Lo aturdió el ruido de la explosión, vio las enormes lenguas de fuego que se elevaban al viento, los edificios se estremecían y los cristales de sus ventanas caían como filosos cuchillos sobre los transeúntes que caminaban en las aceras. Pronto a los gritos de espanto se unieron los de dolor, con escenas capaces de conmover a los más indolentes. Reaccionó rápido, se quitó el abrigo y con él cubrió a una joven que corría, semidesnuda, tratando de escapar de las llamas que la envolvían. Recuperó la sangre fría, caminó hacia el incendio, vació sus bolsillos, arrojó el contenido al fuego. Se alejaba cuando recordó el viejo refrán: el asesino vuelve siempre al lugar del crimen, así que regresó al maremágnum en que se había convertido el lugar. A las sirenas de los vehículos de emergencia se unían los quejidos de las víctimas y los gritos de los voluntarios. Lo vio venir a lo lejos, su atención estaba concentrada en las tareas de rescate. Empuñó con fuerza una pluma de apariencia inocente.

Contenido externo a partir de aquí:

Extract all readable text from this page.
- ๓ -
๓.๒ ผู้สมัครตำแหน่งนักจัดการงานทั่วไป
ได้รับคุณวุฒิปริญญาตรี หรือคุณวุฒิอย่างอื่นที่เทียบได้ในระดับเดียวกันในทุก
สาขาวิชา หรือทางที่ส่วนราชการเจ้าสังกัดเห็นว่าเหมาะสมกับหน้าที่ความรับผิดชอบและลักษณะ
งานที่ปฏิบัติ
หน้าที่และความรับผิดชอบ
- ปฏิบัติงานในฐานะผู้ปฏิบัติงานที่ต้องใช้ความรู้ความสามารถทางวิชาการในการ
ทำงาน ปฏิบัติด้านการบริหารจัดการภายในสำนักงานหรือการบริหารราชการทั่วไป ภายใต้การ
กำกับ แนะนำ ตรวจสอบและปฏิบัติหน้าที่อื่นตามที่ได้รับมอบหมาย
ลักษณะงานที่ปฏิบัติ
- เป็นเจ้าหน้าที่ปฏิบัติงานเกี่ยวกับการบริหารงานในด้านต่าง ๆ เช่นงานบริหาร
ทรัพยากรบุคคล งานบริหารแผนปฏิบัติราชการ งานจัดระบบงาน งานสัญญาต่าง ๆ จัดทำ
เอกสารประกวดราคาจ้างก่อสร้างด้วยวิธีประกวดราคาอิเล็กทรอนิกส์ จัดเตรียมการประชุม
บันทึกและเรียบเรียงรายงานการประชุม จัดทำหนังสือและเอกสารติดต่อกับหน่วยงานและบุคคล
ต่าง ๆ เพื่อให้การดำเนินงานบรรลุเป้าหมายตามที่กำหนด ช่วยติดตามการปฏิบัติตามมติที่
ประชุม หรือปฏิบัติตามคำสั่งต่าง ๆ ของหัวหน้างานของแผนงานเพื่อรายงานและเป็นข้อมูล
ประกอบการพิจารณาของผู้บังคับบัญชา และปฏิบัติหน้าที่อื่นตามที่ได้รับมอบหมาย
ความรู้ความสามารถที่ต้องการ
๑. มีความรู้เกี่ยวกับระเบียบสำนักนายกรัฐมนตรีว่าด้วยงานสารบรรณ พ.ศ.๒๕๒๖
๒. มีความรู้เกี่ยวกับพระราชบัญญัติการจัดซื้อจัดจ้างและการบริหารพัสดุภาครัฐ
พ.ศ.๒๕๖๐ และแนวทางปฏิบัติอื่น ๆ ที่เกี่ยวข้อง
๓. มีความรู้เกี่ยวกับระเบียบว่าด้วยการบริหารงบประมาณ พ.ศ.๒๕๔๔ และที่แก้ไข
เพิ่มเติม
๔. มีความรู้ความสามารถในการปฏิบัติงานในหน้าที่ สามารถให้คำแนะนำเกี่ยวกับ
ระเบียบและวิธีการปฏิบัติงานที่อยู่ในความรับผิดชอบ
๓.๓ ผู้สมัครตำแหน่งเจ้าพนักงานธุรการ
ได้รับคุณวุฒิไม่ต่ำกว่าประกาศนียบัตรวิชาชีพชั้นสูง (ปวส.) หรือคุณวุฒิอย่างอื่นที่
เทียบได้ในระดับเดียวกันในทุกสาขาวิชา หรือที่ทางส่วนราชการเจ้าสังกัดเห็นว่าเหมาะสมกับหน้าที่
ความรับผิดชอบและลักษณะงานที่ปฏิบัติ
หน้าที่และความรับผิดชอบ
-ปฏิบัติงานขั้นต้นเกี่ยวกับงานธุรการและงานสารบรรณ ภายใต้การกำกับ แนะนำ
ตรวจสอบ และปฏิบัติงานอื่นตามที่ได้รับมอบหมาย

Se acercó por detrás, cautelosamente. Eran tantas las personas congregadas que pasó desapercibido. Tocó su espalda para llamar la atención; el tipo volteó, su cara de espanto dio cuenta del miedo que le dio ver a su costado al hombre que suponía muerto, a quien le bastó clavar el venenoso aguijón de la inocente pluma, para que el hombre cayera fulminado. Aprovechando la confusión se agachó, como si fuera a auxiliar a esa pobre víctima, lo que aprovechó para apoderarse del contenido de sus bolsillos, dentro del cual estaba un sobre lacrado que guardaba varias memorias USB que contenían información sensible de los Estados Unidos, recabada por el doble espía.
Terminada la operación gritó con todas sus fuerzas, ¡Un doctor! ¡Un doctor! Urge, tenemos un infartado. Se acercaron los paramédicos, le dieron respiración de boca a boca y masaje cardiaco, pero fue inútil. Se alejó lentamente, tomó un taxi, en lugar de ir a su departamento se dirigió a la Baticueva, como llamaba coloquialmente a su refugio de emergencia. Bajó del auto, varias cuadras antes, siguió el camino a pie. Al llegar a su refugio tradujo la información encriptada que contenían las memorias, se sorprendió al ver el contenido; comprendió que la fortuna le sonreía, no desaprovecharía esa segunda oportunidad; prendió la chimenea, quemó sus documentos, salvo el pasaporte que le daría nueva identidad.
Guardó el sobre que contenía las USB robadas al espía. Salió a la calle, abordó un taxi, pidió que lo llevara al aeropuerto, nervioso tocaba una y otra vez las USB que contenían información altamente sensible; buscó el mostrador de United Airlines, compró el vuelo que lo llevaría directamente a Richmond, Virginia, sede de la famosa Agencia Central de Inteligencia, su nueva casa. Estaba seguro.